Di fronte a quella proposta sfascista, e di fronte a una destra divisa e disarticolata, il Pd è diventata la sola bussola. Lo è diventato anche per aree moderate e per ceti sociali che mai avevano votato a sinistra. Nei picchi storici del Pci, così come nelle prime elezioni del Pd, mai era stato toccato il 37% in Veneto o il 36 in Calabria. Domenica invece il Pd è stato ovunque sopra il 35%. Un partito anche sociologicamente «nazionale». Non più un partito a prevalente trazione delle Regioni rosse. E questo rafforza i termini della sfida, oltre che le responsabilità sulle spalle del Pd.

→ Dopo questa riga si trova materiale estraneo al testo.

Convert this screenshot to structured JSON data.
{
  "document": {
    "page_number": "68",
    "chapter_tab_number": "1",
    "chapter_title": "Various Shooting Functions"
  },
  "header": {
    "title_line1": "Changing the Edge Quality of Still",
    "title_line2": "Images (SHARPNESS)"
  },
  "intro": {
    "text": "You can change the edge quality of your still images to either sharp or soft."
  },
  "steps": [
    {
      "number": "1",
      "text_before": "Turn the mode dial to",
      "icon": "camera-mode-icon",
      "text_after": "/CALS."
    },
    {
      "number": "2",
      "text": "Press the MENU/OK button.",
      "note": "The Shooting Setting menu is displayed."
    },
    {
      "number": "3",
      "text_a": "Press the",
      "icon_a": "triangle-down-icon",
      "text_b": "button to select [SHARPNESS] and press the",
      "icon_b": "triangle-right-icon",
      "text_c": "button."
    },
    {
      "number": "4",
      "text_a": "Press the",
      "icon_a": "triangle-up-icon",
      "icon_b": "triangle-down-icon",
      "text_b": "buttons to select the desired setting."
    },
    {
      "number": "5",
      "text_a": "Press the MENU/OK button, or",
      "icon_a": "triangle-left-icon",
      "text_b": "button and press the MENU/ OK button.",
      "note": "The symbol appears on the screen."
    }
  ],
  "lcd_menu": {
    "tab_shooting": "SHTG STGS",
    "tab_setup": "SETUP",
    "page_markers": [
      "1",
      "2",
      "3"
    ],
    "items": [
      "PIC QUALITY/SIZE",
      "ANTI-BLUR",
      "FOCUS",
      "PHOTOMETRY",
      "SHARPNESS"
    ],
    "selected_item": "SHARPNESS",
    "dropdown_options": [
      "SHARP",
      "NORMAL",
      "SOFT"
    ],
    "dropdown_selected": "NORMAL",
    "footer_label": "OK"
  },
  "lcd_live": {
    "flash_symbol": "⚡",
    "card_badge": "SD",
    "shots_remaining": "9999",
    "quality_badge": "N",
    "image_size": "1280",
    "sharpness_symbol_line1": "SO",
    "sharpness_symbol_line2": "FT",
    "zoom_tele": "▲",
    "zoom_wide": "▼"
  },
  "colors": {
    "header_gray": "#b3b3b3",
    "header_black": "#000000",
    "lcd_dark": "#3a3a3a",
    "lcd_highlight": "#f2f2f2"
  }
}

Fa molto discutere in queste ore il paragone «democristiano». L’idea del Pd come nuova Dc è spesso il pretesto per una polemica di carattere ideologico. È come dire che il Pd ha ormai compiuto una mutazione genetica, una trasformazione di segno moderato e centrista, e per questo è oggi il partito più votato dagli artigiani del Nordest o nelle città del Sud. Ma in questa polemica c’è un pregiudizio che impedisce di cogliere la sfida cruciale per la sinistra e per il Paese. Tutta l’Europa è chiamata a un cambio di paradigma: per questo sono in crisi anche le famiglie politiche più tradizionali e consolidate. Per ragioni storiche, legate alle nostre vicende interne, la sinistra (o se si vuole il centrosinistra) viene chiamata ad assumere un ruolo centrale, di cerniera tra le istituzioni esistenti e l’innovazione inevitabile. La sinistra è la sola possibilità del Paese. E cosa dovrebbe fare? Mettersi all’opposizione di se stessa? Oppure giocare le proprie carte, tentando di rinnovare se stessa, di ricucire gli strappi del Paese e di svolgere consapevolmente un ruolo di guida, come toccò alla Dc nel dopoguerra? Il problema semmai è come svolgere questo ruolo, con quale visione, con quale capacità di aiutare anche i competitori a un cambiamento e a una ricostruzione delle regole comuni. Il dna della sinistra italiana ha impresso i tratti e lo spirito della Costituente. Sono i valori radicali da non rottamare. Non è detto che capiterà ancora alla sinistra un’occasione così grande per servire questo Paese. Non capiterà neppure di avere una forza negoziale come quella che Renzi, dall’alto del suo straordinario risultato, avrà nel consiglio europeo di domani e poi nel semestre di presidenza italiana dell’Ue.